Usai membolak-balik halaman pada salah satu jilid, saya memilih tiga puisi yang tampaknya memiliki kesamaan napas: menggemakan tema rempah berbalut narasi sejarah. Ketiga puisi tersebut masing-masing berjudul “Cengkehku, Riwayatmu Kini”, “Dan Sultan pun Bertitah”, serta “Risalah Zaman Berzaman”. Berikut saya kutipkan bait pertama dari puisi “Cengkehku, Riwayatmu Kini”.
Cengkeh rambahi sejarah
galeon-galeon berlomba datangi negeri, untung lipat berlipat sarati kepala
bersenjata, bermuslihat tak segan menjarah
maka dalam yakin atas hak, kami jejaki sejarah
walau balakusu se kano-kano luka parah.
sepotong negeriku diinjak-injak
anak-anak negeriku sekarat
berpuluh sultanku menerjang
dan para bala dipaksa angkat senjata
maju kami dalam suba, jou se ngofa ngare
Dari nukilan pendek puisi di atas, terbentang sejarah panjang kolonialisme di Ternate yang jejaknya terus mengendap hingga hari ini. Ketika Alfred Russel Wallace pertama kali menginjakkan kaki di pulau ini pada 8 Januari 1858, ia menggambarkan Ternate dalam catatannya sebagai sebuah kota yang “terentang sepanjang pantai dan berada tepat di kaki gunung. Letaknya sangat strategis sehingga pemandangan di segala penjuru tampak jelas. Di depan kota berdiri gunung berapi Tidore dengan puncaknya yang indah dan semenanjung yang permukaannya tidak rata…… Vegetasi lebat menutupi jalur ke puncak yang diselubungi kabut tipis abadi. Segalanya terlihat begitu tenang dan indah, meskipun tepat di bawahnya tersembunyi lava yang seringkali meletus menjadi sungai lava.”
Tak seorang pun membantah keindahan alam Ternate. Namun, yang memikat para petualang abad XVI untuk berlomba melabuhkan kapal mereka tentu saja adalah aroma rempah-rempah: cengkih dan pala.

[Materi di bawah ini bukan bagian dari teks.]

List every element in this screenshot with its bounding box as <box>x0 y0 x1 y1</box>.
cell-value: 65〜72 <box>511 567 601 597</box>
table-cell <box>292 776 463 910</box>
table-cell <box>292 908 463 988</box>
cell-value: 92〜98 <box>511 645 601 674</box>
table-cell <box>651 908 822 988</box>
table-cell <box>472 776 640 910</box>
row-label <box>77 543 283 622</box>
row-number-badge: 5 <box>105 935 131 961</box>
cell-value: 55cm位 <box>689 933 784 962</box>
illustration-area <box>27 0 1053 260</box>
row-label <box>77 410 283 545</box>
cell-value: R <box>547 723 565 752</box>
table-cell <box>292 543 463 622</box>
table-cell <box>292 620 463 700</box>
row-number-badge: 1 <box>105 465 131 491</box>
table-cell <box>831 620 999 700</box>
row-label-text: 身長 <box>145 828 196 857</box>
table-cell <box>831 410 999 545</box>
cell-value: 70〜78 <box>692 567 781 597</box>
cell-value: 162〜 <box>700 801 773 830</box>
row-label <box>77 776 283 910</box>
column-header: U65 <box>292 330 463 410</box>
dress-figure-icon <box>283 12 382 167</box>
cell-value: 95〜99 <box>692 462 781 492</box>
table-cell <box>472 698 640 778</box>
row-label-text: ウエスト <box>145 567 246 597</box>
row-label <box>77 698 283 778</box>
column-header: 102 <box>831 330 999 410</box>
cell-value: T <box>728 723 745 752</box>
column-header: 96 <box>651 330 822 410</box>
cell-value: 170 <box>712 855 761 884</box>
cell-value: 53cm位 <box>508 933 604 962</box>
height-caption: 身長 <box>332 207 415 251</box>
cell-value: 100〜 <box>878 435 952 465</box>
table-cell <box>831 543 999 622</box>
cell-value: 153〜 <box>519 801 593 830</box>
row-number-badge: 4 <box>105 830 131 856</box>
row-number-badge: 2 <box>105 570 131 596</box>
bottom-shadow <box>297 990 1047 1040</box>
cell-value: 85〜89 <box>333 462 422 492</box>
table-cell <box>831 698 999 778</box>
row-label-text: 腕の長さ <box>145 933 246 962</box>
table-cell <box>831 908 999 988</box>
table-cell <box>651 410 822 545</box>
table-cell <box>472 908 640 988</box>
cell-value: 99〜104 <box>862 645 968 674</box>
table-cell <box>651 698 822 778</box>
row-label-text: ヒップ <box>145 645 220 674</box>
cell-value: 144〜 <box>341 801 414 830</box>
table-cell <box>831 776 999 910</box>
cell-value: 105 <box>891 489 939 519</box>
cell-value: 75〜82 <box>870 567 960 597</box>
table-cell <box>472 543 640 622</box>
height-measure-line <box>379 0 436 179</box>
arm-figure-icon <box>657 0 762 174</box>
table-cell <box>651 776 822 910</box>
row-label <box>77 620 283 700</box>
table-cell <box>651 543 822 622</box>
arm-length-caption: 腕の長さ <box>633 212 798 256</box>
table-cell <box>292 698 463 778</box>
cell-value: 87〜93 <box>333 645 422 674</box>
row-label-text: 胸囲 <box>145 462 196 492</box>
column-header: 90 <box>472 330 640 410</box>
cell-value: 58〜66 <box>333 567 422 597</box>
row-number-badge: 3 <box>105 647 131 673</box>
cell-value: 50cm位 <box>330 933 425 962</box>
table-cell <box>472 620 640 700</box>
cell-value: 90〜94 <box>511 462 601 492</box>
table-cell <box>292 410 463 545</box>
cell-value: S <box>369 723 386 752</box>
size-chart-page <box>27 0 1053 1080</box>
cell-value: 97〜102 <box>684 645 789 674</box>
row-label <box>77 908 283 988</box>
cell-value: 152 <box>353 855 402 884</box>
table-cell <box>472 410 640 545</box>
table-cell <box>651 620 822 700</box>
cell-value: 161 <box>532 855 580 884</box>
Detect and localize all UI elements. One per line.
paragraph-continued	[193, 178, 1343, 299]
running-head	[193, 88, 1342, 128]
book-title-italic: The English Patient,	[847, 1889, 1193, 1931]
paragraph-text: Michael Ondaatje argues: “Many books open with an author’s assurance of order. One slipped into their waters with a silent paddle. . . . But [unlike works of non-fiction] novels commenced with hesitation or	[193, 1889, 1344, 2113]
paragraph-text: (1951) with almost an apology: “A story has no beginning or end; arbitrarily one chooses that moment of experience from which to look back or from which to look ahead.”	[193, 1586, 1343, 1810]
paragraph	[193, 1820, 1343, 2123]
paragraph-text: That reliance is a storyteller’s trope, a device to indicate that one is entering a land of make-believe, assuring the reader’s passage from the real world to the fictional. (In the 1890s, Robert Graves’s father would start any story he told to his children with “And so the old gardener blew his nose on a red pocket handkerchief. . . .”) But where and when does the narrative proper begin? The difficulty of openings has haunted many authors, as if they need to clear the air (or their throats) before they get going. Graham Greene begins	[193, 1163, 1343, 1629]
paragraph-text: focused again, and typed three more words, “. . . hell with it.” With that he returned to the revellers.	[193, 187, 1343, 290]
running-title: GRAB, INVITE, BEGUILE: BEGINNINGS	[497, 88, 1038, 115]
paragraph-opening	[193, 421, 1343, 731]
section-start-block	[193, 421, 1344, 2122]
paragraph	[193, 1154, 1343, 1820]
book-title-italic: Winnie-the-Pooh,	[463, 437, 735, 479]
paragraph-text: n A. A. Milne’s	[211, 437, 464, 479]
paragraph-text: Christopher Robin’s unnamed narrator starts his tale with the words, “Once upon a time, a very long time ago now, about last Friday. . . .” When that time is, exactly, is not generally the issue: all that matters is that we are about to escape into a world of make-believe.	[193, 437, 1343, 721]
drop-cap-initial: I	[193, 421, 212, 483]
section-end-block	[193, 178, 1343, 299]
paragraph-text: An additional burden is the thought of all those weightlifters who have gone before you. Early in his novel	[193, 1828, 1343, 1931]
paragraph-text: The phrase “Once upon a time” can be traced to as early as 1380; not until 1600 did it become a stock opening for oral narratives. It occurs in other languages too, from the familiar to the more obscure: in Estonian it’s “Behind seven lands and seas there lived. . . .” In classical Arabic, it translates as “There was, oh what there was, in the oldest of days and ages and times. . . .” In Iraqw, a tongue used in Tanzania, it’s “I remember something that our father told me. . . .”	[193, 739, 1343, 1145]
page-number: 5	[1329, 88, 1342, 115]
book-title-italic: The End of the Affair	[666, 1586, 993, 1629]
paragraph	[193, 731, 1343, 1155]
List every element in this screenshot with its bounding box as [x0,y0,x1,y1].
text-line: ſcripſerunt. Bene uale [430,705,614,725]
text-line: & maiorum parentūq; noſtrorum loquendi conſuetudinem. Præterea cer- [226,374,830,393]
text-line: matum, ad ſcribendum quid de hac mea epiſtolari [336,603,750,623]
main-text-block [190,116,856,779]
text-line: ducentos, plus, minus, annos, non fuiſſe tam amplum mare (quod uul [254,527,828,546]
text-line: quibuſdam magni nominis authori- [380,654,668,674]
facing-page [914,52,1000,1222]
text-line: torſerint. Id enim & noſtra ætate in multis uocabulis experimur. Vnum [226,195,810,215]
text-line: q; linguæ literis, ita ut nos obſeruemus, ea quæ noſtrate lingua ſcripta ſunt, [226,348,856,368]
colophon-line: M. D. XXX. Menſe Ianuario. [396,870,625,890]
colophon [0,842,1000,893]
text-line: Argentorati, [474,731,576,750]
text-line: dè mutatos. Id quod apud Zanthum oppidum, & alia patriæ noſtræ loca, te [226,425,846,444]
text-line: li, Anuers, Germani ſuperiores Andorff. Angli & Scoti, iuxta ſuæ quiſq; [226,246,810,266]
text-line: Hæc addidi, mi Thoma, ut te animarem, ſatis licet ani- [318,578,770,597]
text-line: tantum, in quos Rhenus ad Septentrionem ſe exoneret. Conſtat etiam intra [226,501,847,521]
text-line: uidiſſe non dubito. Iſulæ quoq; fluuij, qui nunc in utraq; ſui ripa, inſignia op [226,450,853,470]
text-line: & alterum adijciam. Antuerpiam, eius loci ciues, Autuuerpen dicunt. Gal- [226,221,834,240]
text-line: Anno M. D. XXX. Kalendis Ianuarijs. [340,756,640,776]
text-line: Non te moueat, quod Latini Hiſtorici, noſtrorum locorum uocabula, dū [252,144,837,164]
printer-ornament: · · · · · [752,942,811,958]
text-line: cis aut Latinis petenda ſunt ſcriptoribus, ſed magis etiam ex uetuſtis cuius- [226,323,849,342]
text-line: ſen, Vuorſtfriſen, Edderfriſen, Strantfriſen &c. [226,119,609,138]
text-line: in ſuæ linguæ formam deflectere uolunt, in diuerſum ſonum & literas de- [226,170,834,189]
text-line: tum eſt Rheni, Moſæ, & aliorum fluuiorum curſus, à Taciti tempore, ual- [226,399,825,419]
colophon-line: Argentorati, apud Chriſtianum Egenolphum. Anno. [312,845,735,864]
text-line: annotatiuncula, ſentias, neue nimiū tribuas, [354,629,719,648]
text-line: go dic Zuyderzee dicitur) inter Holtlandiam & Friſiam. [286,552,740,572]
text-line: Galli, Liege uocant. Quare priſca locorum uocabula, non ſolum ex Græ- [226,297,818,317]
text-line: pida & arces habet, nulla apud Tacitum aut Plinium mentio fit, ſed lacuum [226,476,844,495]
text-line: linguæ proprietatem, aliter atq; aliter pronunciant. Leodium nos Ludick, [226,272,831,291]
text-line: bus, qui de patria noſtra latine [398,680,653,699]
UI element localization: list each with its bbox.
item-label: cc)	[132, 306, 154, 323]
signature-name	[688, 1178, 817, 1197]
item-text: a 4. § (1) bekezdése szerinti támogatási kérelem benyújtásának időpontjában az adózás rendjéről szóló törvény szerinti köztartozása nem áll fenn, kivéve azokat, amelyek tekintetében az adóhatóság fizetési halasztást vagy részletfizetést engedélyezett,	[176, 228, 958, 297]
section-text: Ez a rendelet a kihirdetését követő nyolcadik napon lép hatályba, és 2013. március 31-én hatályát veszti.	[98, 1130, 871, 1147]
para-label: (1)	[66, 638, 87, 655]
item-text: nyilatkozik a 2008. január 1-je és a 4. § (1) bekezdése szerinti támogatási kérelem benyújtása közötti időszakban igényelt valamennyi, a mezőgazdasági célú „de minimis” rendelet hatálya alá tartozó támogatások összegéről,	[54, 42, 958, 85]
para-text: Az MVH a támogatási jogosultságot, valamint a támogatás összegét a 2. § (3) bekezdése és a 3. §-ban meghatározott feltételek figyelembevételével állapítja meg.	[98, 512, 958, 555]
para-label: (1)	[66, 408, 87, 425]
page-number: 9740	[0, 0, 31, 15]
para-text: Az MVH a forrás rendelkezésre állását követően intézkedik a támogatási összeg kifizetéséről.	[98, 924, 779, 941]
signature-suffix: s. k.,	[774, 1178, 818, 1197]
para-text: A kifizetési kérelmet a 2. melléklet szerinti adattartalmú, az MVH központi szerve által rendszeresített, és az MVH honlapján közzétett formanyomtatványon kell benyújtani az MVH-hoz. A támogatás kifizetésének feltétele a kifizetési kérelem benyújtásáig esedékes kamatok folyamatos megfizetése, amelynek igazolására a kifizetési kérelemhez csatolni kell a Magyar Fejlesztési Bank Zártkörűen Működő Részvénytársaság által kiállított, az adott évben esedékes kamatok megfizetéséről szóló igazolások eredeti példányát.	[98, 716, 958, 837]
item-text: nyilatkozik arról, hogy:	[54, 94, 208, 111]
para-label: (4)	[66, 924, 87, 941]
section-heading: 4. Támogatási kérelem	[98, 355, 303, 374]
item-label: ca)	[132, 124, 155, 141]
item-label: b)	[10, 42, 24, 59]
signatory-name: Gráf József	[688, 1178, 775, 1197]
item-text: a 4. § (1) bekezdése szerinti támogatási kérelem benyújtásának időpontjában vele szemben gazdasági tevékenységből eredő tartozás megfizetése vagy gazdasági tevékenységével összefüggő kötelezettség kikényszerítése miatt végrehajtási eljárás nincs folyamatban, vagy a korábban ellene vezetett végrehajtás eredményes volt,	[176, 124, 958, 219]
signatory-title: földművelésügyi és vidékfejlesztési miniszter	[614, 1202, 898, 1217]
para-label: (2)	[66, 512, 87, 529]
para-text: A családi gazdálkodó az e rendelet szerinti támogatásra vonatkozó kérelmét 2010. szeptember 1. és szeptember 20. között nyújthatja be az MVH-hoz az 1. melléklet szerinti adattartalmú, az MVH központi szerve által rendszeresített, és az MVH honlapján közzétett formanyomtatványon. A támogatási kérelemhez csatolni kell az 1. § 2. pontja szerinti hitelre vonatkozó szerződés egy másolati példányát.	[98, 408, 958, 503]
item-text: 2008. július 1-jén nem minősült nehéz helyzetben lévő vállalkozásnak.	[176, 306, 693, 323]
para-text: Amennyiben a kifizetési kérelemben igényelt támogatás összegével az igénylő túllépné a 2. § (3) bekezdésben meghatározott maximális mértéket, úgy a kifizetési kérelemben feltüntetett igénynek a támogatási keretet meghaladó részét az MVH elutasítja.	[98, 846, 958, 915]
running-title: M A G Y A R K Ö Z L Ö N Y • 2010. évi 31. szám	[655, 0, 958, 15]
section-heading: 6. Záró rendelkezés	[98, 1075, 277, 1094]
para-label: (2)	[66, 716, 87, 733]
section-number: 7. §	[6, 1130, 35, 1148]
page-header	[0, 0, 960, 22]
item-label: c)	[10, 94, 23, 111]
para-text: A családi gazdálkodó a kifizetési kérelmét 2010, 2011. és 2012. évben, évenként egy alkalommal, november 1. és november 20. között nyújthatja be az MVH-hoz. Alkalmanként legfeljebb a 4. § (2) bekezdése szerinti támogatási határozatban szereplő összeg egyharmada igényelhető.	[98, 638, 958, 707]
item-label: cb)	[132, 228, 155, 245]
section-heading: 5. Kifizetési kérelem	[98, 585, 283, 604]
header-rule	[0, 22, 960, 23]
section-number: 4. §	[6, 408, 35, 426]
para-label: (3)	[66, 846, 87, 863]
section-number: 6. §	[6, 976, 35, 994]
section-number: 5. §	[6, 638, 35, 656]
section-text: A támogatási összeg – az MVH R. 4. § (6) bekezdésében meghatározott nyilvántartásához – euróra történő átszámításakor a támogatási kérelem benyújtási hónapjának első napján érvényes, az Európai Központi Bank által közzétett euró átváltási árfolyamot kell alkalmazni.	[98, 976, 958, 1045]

Perkembangan ilmu navigasi telah membimbing orang-orang Eropa untuk datang dan tak segan menggunakan senjata sebagai alat dominasi atas perdagangan rempah yang sebelumnya telah dilakukan secara damai oleh bangsa Cina, Arab, dan Gujarat, termasuk suku-suku di nusantara sendiri. Mereka berlayar mengikuti peta dunia hingga tiba di bumi Moloku Kie Raha, sebutan bagi konfederasi Ternate, Tidore, Bacan, dan Jailolo.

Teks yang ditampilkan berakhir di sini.